Do the relationships in your life warrant enough attention to make improvements or should you see what happens? It's decision time

Relationships are funny things. Or at least they should be if they're going to last. I don't just mean a relationship in the sense of that special someone in your life or bed. We all have many and varied relationships in our daily lives - work colleagues, friends and family. Some are powerful and passionate and others are fleeting and fickle, but all are important. Or are they?

I had a brief and passionate relationship on the train this morning. The lady sitting next to me, in a bid to be very efficient, was trying to pay her credit card bill by phone during her commute to work. In an effort to catch her phone as it fell, she dropped her card. To her horror, it fell down the gap between her seat and the carriage wall. Panic ensued as thoughts of the consequences rushed through her head - she was late for work and this was the last straw in what had already been a horrible morning .

Cue the friendly heroic life coach (never get between a Scotsman and money, plastic or otherwise). Judging by the hug I got when I retrieved her card, you would have thought we'd been married for 20 years. Come to think of it, if we'd been married for 20 years we'd have had an argument about whose fault it was that the card got stuck in the first place, would have brought up all the stupid things each of us had done before and then would have fallen out.

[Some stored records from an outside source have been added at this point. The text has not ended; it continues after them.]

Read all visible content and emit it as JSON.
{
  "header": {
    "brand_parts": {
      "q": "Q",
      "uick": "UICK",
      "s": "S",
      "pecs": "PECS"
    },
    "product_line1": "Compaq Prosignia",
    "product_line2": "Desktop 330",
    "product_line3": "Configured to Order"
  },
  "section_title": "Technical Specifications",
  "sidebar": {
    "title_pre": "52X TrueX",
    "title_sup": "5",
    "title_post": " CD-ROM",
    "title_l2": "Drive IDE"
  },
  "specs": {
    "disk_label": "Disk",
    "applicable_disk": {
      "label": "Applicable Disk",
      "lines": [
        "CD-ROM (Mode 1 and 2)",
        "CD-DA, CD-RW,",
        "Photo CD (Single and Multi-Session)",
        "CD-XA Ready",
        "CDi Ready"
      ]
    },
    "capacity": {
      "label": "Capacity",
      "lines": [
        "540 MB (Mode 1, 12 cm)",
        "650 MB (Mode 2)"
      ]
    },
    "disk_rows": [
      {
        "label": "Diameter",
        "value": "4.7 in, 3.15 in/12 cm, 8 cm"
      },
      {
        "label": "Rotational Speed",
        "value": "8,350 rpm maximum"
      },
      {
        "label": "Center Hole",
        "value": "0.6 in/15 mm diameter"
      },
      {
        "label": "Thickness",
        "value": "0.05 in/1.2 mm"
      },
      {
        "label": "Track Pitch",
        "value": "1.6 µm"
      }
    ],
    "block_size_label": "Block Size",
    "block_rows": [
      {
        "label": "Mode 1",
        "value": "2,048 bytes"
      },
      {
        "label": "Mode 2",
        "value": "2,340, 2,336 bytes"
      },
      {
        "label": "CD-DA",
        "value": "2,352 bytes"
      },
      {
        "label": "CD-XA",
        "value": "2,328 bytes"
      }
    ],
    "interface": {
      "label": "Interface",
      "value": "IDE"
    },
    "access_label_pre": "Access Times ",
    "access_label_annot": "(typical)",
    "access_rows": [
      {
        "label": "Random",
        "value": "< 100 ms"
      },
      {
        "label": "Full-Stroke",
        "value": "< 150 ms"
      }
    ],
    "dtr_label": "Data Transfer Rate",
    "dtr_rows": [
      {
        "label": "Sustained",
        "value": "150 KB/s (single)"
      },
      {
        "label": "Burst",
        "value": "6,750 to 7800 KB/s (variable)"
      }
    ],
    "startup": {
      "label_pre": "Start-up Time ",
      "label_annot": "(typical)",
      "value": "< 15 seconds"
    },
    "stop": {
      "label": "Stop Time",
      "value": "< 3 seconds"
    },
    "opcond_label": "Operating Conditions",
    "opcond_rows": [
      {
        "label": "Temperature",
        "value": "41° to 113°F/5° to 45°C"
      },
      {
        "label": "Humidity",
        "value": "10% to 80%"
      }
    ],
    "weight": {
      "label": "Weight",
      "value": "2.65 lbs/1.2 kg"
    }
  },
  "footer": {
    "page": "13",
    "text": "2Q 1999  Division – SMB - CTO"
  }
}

Pick a relationship that you would like to improve and ask yourself "am I doing everything that I can to make this wonderful? Or, am I waiting to see..." In my experience, there are only these two types of relationship.

It is the difference between choosing your battles and my way or else. In wait-and-see relationships the boundaries tend to be enforced harder. Ask yourself: if your child or a family member shouted at you and stormed out, would you be likely to walk away and say "that's it, I'm through with being a parent / brother to them - I'm looking for someone new". No! Well, I hope not. But if a casual friend or associate did that, it would probably mark the end of your relationship.

It boils down to whether you have decided to make whatever you're doing the most wonderful it can be, or whether you are waiting to see if the others are worthy of you and your full attention.

We often hold back in relationships then get hurt because we've held back. It's time to decide. Are you in or are you waiting to see? List your five most important relationships. For each, note down whether you have decided to make it wonderful or whether you are still waiting to see.